Fotografo e artista ceco noto per il suo approccio anticonvenzionale e per una vita vissuta ai margini della società. Nato a Kyjov, una cittadina della Moravia, il 20 novembre 1926, fin da giovane mostrò un talento naturale per l’arte. Dopo la Seconda Guerra Mondiale si iscrisse all’Accademia di Belle Arti di Praga, uno dei centri culturali più importanti dell’Europa centrale. Tuttavia, il colpo di Stato comunista del 1948 e l’imposizione del realismo socialista come stile artistico ufficiale cambiarono radicalmente il corso della sua vita. Tichý abbandonò l’Accademia, rifiutando le restrizioni creative imposte dal regime e scegliendo di allontanarsi dal mondo dell’arte istituzionale e dalla società in generale.
In seguito a questa scelta, Tichý intraprese un’esistenza di isolamento e povertà volontaria. Il regime comunista, intollerante verso chi non si conformava, lo internò più volte in ospedali psichiatrici e in prigione. A partire dagli anni ’50 si ritirò nella sua casa a Kyjov, dove visse in condizioni di estremo degrado, circondato da materiali di scarto e oggetti che utilizzava per le sue creazioni. Fu in questo periodo che abbandonò la pittura per dedicarsi interamente alla fotografia, un medium che gli permise di esprimere la sua visione personale e di resistere silenziosamente alle norme oppressive della società cecoslovacca del tempo.
La fotografia di Tichý si distingue per il suo carattere unico e rudimentale. Non utilizzava attrezzature convenzionali, ma costruiva le sue fotocamere a mano, impiegando materiali di recupero come cartone, lattine, elastici e lenti di plastica trovate per strada. Questi strumenti rudimentali producevano immagini sfocate, sovraesposte e graffiate, caratteristiche che conferivano alle sue opere un’estetica poetica e spontanea. I soggetti delle sue fotografie erano quasi esclusivamente donne, immortalate durante le loro attività quotidiane a Kyjov.
Tichý era affascinato dalla bellezza naturale e autentica delle sue concittadine, lontana dagli ideali costruiti della moda o della pubblicità.
Il suo lavoro, tuttavia, non era privo di controversie. Fotografava spesso le sue modelle a loro insaputa, sollevando questioni etiche legate alla privacy e al consenso. Se da un lato le sue immagini sono considerate un omaggio alla femminilità e un’espressione di libertà creativa, dall’altro hanno suscitato dibattiti sul confine tra arte e voyeurismo. Nonostante queste critiche, Tichý rimase fedele alla sua visione: per lui, l’arte non aveva bisogno di perfezione tecnica o di consenso sociale per avere valore.

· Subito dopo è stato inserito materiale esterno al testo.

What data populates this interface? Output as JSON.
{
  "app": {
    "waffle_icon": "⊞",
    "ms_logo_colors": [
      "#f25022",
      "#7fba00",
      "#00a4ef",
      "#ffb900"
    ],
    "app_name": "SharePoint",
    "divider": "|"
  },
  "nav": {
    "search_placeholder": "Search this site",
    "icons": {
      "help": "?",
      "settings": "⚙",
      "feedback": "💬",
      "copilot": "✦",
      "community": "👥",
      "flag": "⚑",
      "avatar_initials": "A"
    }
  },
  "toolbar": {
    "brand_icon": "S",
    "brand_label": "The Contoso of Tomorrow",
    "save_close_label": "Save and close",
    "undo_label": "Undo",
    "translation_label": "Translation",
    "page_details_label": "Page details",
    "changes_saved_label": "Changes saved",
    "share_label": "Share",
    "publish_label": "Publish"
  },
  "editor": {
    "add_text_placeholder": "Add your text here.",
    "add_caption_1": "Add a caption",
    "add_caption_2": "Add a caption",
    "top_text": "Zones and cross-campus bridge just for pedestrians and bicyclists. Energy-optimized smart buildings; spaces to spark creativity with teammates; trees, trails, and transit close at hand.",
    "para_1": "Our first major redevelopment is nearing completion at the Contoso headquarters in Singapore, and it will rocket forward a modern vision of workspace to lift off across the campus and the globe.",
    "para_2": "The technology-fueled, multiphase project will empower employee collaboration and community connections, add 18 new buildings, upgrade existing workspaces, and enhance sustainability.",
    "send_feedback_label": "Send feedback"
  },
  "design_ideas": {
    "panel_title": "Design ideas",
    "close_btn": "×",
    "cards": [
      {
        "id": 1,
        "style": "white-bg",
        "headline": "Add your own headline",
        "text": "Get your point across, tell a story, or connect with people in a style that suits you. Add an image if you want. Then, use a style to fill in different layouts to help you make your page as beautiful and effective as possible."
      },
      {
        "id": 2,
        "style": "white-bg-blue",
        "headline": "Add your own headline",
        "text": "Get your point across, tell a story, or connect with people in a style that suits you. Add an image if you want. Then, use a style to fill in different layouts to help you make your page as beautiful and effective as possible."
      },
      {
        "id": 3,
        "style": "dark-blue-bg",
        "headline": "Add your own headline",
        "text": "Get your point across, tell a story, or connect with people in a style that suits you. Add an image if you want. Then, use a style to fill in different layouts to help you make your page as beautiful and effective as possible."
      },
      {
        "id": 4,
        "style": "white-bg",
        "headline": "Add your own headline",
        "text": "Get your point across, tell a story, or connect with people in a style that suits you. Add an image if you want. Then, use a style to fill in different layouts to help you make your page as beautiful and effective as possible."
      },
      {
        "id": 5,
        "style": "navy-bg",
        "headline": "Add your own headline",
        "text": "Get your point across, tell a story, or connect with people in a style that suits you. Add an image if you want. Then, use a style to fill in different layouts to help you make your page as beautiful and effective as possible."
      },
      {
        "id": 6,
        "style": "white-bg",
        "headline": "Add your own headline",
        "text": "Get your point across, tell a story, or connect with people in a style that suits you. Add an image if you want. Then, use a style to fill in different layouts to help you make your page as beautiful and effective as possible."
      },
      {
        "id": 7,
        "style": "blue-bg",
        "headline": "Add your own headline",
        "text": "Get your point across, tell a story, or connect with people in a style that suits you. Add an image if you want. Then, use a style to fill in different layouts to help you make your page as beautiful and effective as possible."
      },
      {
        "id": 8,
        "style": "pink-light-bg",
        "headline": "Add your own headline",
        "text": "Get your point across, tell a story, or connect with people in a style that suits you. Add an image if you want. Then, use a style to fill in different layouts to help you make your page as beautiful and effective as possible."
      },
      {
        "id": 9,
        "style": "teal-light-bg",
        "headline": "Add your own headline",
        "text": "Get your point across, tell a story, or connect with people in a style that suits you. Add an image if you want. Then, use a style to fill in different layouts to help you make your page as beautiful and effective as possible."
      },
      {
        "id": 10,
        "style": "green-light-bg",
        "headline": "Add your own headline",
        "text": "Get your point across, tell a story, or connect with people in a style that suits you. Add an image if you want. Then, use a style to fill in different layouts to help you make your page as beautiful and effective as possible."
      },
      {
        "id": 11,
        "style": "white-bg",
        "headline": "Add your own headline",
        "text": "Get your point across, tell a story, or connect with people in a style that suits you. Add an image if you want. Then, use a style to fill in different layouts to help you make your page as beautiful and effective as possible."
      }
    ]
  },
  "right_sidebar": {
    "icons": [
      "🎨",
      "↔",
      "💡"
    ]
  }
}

La filosofia di Tichý si riflette nella sua idea dell’imperfezione come elemento essenziale della bellezza. Le sue fotografie, segnate da graffi, macchie e distorsioni, erano intenzionalmente lasciate incomplete o deteriorate. Questa scelta artistica, per Tichý, rappresentava la realtà stessa, caotica e sfuggente, e il rifiuto delle convenzioni estetiche. La sua famosa affermazione, “Per essere famoso, hai bisogno di fare qualcosa di peggiore degli altri, non di migliore”, sintetizza il suo approccio sovversivo all’arte.